I am studying Hidden Markov Models and I'm trying to understand the following exercise:

Consider Hidden Markov Model with hidden states $$h_{1:T} = \{h_1,...,h_T\}$$ and observed states $$v_{1:T}=\{v_1,...,v_T\}$$.

Let $$v_t\in\{0,1,2\}, h_t\in\{0,1\}$$ and the parameters of the model are as follows. $$p(h_1=1)=0.5$$, the transition matrix $$T=\begin{pmatrix} 0.5 & 0.8 \\ 0.5 & 0.2 \end{pmatrix}$$ and the emission matrix $$\begin{pmatrix}0.3 & 0.5 \\ 0.6 & 0 \\ 0.1 & 0.5 \end{pmatrix}$$.

Question 1: Suppose that you observe the sequence of outcomes $$v_{1:10}=[0,1,0,2,0,2,1,0,2,0]$$. Is $$h_1$$ independent of $$h_{10}$$ in $$p(h_{1:10}|v_{1:10})$$ given this particular sequence?

Question 2: Compute the filtering distributions $$p(h_8|v_{1:8})$$ and $$p(h_9|v_{1:9})$$ (Hint: you do not need to run the full Forward algorithm here.).

Answer to question 1: We notice in the emission matrix that $$p(v_t=1|h_t=1)=0$$, so it is certain that in this particular sequence, $$h_2=0,h_7=0$$. Since the distribution $$p(h_{1:10}|v_{1:10})$$ is a Markov chain, $$h_{1:t-1} \perp\kern-5pt\perp h_{t+1:n} | h_t$$, so we have that in this particular sequence, we $$p(h_{1:10}|v_{1:10}) = p(h_{1:10}|v_{1:10},h_2,h_7)$$, making $$h_1$$ and $$h_{10}$$ independent.

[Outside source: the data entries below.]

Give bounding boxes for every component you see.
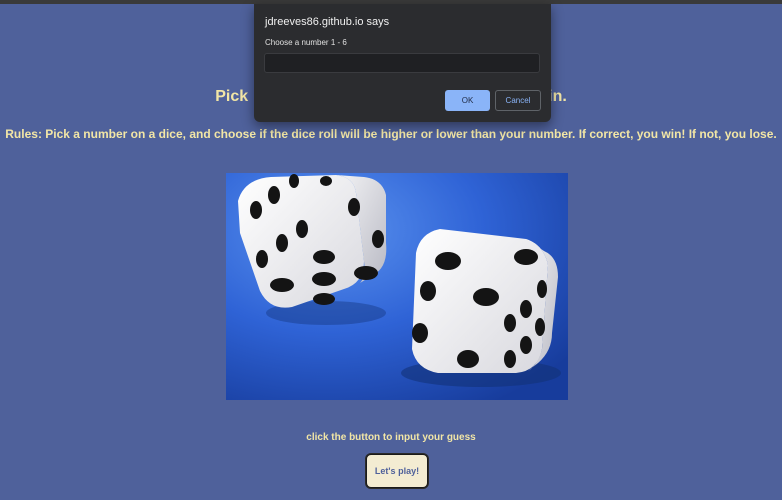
- dialog-message: Choose a number 1 - 6: [265, 38, 347, 47]
- alert-dialog: jdreeves86.github.io says Choose a numbe…: [254, 4, 551, 122]
- ok-button[interactable]: OK: [445, 90, 490, 111]
- dice-image: [226, 173, 568, 400]
- lets-play-button[interactable]: Let's play!: [366, 454, 428, 488]
- number-input[interactable]: [264, 53, 540, 73]
- input-instruction: click the button to input your guess: [306, 432, 476, 443]
- cancel-button[interactable]: Cancel: [495, 90, 541, 111]
- rules-text: Rules: Pick a number on a dice, and choo…: [5, 127, 777, 141]
- dialog-title: jdreeves86.github.io says: [265, 16, 390, 28]
- die-right: [412, 229, 558, 373]
- page-heading-left: Pick: [215, 88, 249, 105]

Answer to question 2: By the previous question we know that $$p(h_8|v_{1:10},h_7,h_2) = p(h_8|h_7=0)$$. Hence, by the transition matrix, $$p(h_8|h_7=0) = \begin{pmatrix} 0.5 \\ 0.5 \end{pmatrix}$$ and for $$p(h_9|v_{1:10})$$:

\begin{align} p(h_9|v_{1:10}) & \propto p(v_9|h_9)\sum_{h_8}p(h_9|h_8)p(h_8|v_{1:8}) \\ & = \begin{pmatrix} p(v_9=2|h_9=0)\left(\frac{1}{2}p(h_9=0|h_8=0)+ \frac{1}{2} p(h_9=0|h_8=1)\right) \\ p(v_9=2|h_9=1)\left)\frac{1}{2} p(h_9=1|h_8=0)+\frac{1}{2}p(h_9=1|h_8=1)\right) \end{pmatrix} \\ & = \begin{pmatrix} 0.1(\frac{1}{2}\frac{1}{2}+0.8\frac{1}{2}) \\ \frac{1}{2}(\frac{1}{2}\frac{1}{2}+0.2\frac{1}{2}) \end{pmatrix} = \begin{pmatrix} 0.065 \\ 0.175 \end{pmatrix} \end{align}

After normalizing it becomes $$0.27, 0.73$$

Is my reasoning correct for these questions?